RBI has differed with some of the proposals of the Watal Committee on the payment system and stated that granting licences to payment service providers cannot be a ‘tick box exercise’ as entities will be entrusted with money, and so fit and proper criterion is important.
About Ratan Watal Committee
The Committee on Digital Payments was constituted by the Ministry of Finance under the Chairmanship of Shri. Ratan P. Watal, Principal Advisor, NITI Aayog and former Finance Secretary to the Government of India.
RBI opposes proposal to set up separate payments regulator
The Reserve Bank of India (RBI) has opposed a move to establish a separate entity to regulate payments and settlements as recommended by Ratan Watal Committee for Digital Payments.
The 11-member committee was notified in September 2016 by the Union Finance Ministry to review existing payment systems in country and recommend appropriate measures for encouraging Digital Payments.
What Watal Committee says?
One of the committee’s terms of reference was to study and recommend changes in the regulatory mechanism under various acts such as the RBI Act, Payments and Settlement Act, and the Information Technology Act among others.
Based on it, the committee had recommended making regulation of retail payments independent from the function of RBI to give digital payments boost.
It had called for establishing separate Payments Regulatory Board (PRB) as an independent body for retail payments and suggested that RBI’s regulation must be kept only for SIPS (systemically important payment system).
Rationale by Watal Committee
The Watal Committee had said that the primary objectives of the PRB must be to include promotion of competition and innovation in the payments market.
“Likewise, if promoting innovation is to be hard coded in the Act, defining what would constitute “an innovation” would be difficult,”
What RBI says?
According to the global practice both the SIPS and retail payment systems are under the central bank for a variety of reasons including issues of inter-connectivity between the systems and the role of the central bank as the lender of last resort (LOLR).

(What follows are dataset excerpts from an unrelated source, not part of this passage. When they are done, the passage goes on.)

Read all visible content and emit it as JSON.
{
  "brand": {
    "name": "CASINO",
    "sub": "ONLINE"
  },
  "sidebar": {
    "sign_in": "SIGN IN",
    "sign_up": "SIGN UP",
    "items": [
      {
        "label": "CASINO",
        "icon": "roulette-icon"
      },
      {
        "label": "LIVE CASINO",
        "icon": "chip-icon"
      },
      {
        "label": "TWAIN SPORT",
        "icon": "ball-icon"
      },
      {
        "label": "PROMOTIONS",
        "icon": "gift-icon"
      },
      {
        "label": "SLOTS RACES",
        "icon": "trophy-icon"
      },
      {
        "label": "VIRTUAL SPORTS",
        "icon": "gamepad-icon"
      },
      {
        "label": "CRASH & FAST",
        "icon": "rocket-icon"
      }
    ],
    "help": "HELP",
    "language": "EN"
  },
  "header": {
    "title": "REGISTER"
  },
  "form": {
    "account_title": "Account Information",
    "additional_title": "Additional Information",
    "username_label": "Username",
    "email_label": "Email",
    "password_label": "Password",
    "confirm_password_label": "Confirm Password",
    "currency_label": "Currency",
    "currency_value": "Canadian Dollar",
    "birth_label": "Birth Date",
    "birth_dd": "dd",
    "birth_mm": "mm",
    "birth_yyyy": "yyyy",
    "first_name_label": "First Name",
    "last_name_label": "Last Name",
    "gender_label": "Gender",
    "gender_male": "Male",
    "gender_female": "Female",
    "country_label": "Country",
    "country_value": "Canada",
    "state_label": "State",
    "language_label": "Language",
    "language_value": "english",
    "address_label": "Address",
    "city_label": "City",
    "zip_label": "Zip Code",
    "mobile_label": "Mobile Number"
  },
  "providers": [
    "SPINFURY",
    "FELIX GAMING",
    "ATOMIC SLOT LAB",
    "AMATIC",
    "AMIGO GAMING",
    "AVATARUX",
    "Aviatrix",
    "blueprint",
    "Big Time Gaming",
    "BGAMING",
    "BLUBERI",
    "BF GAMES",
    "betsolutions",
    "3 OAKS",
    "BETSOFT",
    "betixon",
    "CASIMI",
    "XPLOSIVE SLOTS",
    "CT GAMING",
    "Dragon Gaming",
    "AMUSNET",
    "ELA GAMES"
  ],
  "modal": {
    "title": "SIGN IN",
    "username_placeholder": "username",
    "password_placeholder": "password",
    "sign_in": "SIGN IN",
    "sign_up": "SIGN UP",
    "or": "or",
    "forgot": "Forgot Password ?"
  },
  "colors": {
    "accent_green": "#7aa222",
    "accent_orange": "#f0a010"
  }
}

RBI has mooted a monetary-policy-committee-style structure for the PRB, where outcomes are decided independently, but implementation remains with the banking regulator.
Rationale by RBI Deputy Governor R Gandhi
1. Gandhi differed with the committee observation that “banking as an activity is separate from payments, which is more of a technology business”. Payments can be effected only in either of two ways — one you use cash to make payments and the other you transfer money in your bank account. There is no third method,” Gandhi said. For the non-cash payments, the origination and ending places are banks only.
2. Ruling out free entry of payment service providers, Gandhi said there is an implied suggestion that this sector needs to be freed of licensing mechanism and once a set of criteria are fixed, any number of entities meeting those criteria should be allowed to function.
What is SIPS?
Systemically important payment systems (SIPS) are payment systems which have the characteristic that a failure of these systems could potentially endanger the operation of the whole economy. In the event of a bank failure, adherence to the rules for the operation of SIPS should prevent a domino effect whereby payment obligations of the failing bank are effected against the solvent banks. Clearly, this does not prevent the effects of a bank failure from spreading; however, it closes off one route.